For sufficiently large values of theta , there is again only one steady state, but now at a low activity level: in Figure 5B, the unique intersection of the nullclines near the abscissa at d = 0.923 (vertical arrow). Note that the a-nullcline's low-activity branch is very close to the abscissa. This network model is excitable. If the system is stimulated briefly but adequately while at this quiescent, resting state, it exhibits a transient response of high activity and then returns to rest. Figure 5A shows the threshold effect by plotting a(t) and d(t) for two different initial conditions. In one case (gray curves), the activity starts just below threshold and directly returns to the steady state. In the other case (black curves), the activity is initially just above threshold and then increases in a regenerative way before depression returns it to the steady state. Note that this threshold for network excitability is approximately given by the value of the middle branch of the a-nullcline and should not be confused with theta , which is the average cellular threshold. This phase plane portrait gives us a graphical way to see the effect of increased threshold, by comparison with Figure 4B. The a-nullcline's right shift is understandable intuitively. For a given value of depression variable d, one expects with increasing theta  to lose the possibility of a high-activity state in the a-subsystem. With enough increase of theta  the high-activity state in the full a - d system is precluded.

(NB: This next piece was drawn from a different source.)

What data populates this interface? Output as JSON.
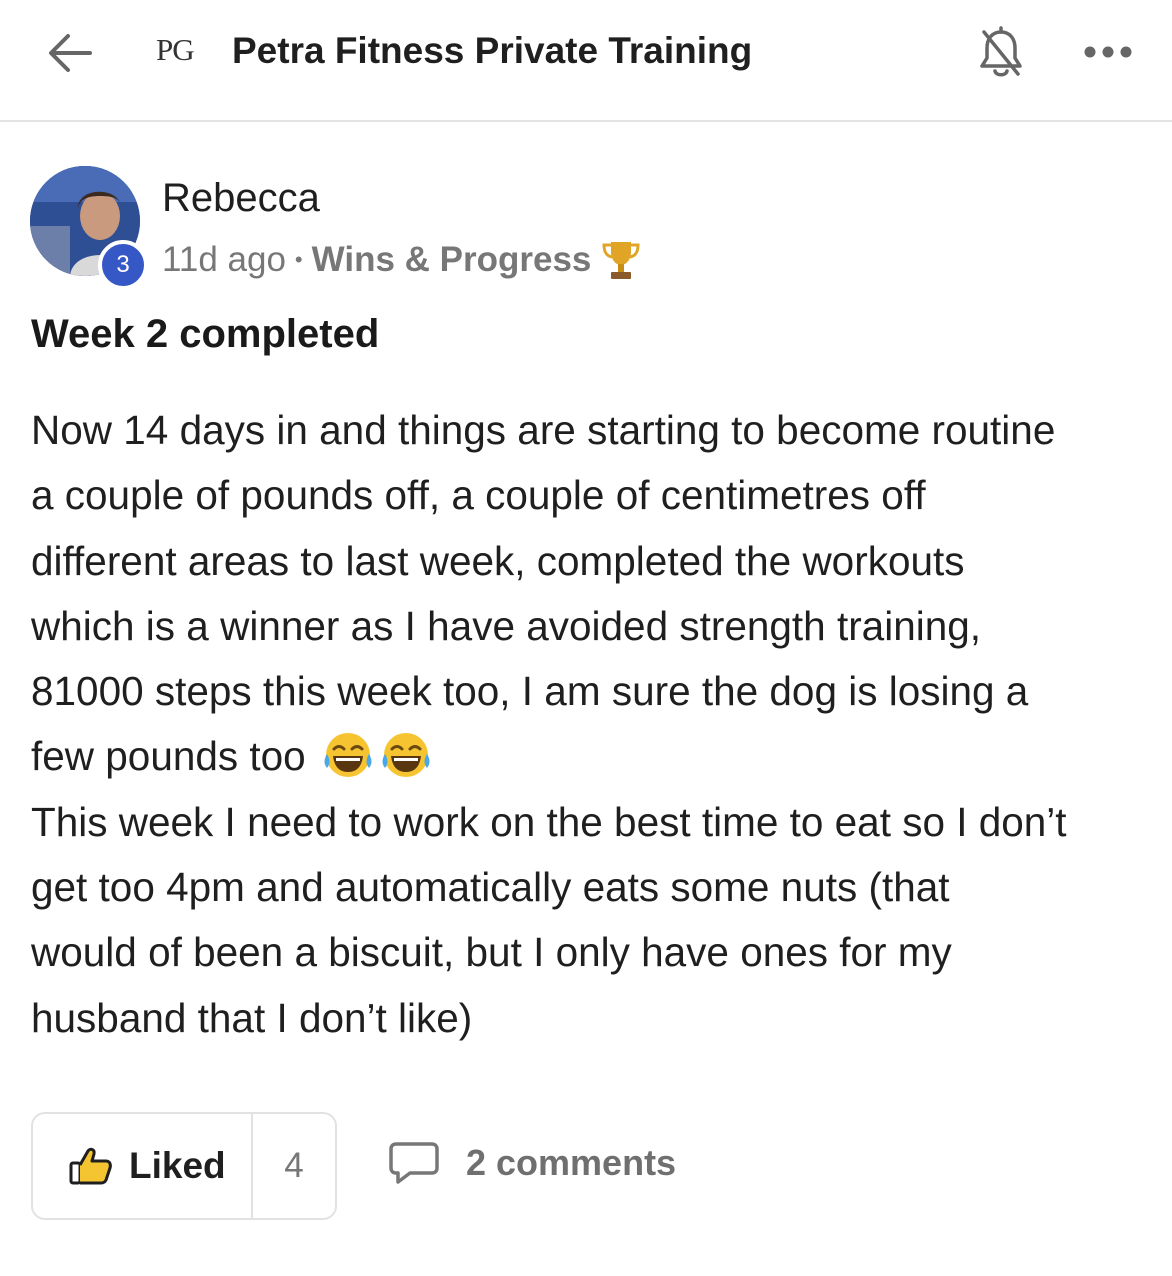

View larger version (17K):
[in this window]
[in a new window]
 
Figure 5.   Dynamical behavior of the a - d system for high theta  (0.28). A, Time course for two different initial conditions. In one case, a(0) is above a threshold, and the network exhibits a transient high-activity phase and then falls to quiescence (black curves). In the other case, the network goes directly to "rest" (gray curves). a is indicated by the solid curves; dashed curves represent d. B, Phase-plane representation of the dynamics, showing trajectories for the two cases illustrated in A. There is only one steady state, defined by the intersection of the d-nullcline and the lower branch of the a-nullcline (for a sime  0)---the quiescent state. If the system is perturbed away from steady state by a sudden increase in activity, the threshold for generation of a transient cycle of high activity is approximately given by the middle branch of the a-nullcline (it is actually slightly above). n = 1.

Finally, for some intermediate values of theta , there can be three steady states, as shown on Figure 6, A and B. In both A and B, the lower steady state is stable, and the intermediate one (very close to the low state) is unstable. However, the stability of the high-level steady state depends on the particular values of the other parameters. An important parameter, which does not change the location of the steady states, is tau d. The high-level steady state is stable in Figure 6A, for a value of tau d = 1. Hence, the system is bistable. If the value of tau d is increased, the negative feedback caused by depression is more delayed, which can lead to oscillations around the steady state (now unstable), as shown in Figure 6B. The system is bistable again, but now we have a low-activity steady state coexisting with a high-activity oscillatory state. Depending on the initial conditions (or external inputs), the system can either reach the low steady state or the high activity state, either steady (Fig. 6A) or oscillatory (Fig. 6B,C).



View larger version (21K):
[in this window]
[in a new window]
 
Figure 6.   Dynamical behavior of a - d system for intermediate theta  (0.2). A, Phase-plane representation of the dynamics for tau d = 1. The high and low steady states are stable. Any trajectory eventually reaches one of them, depending on initial conditions. A perturbation away from the low steady state can switch the system to the high state, if it is above the middle branch (black trajectory). Otherwise, the system falls back to the lower state (gray trajectory). B, Phase-plane representation of the dynamics for tau d = 2. This higher value destabilizes the high steady state and leads to the appearance of a stable oscillation (closed orbit) around it. Again, a sufficient perturbation can switch the system from the low-activity steady state to oscillations. C, Time courses for the trajectories shown in B. Superthreshold perturbation leads to an oscillation (black curves), whereas after a subthreshold perturbation, activity returns directly to the low steady state (gray curves). The dashed curves represent d. n = 1.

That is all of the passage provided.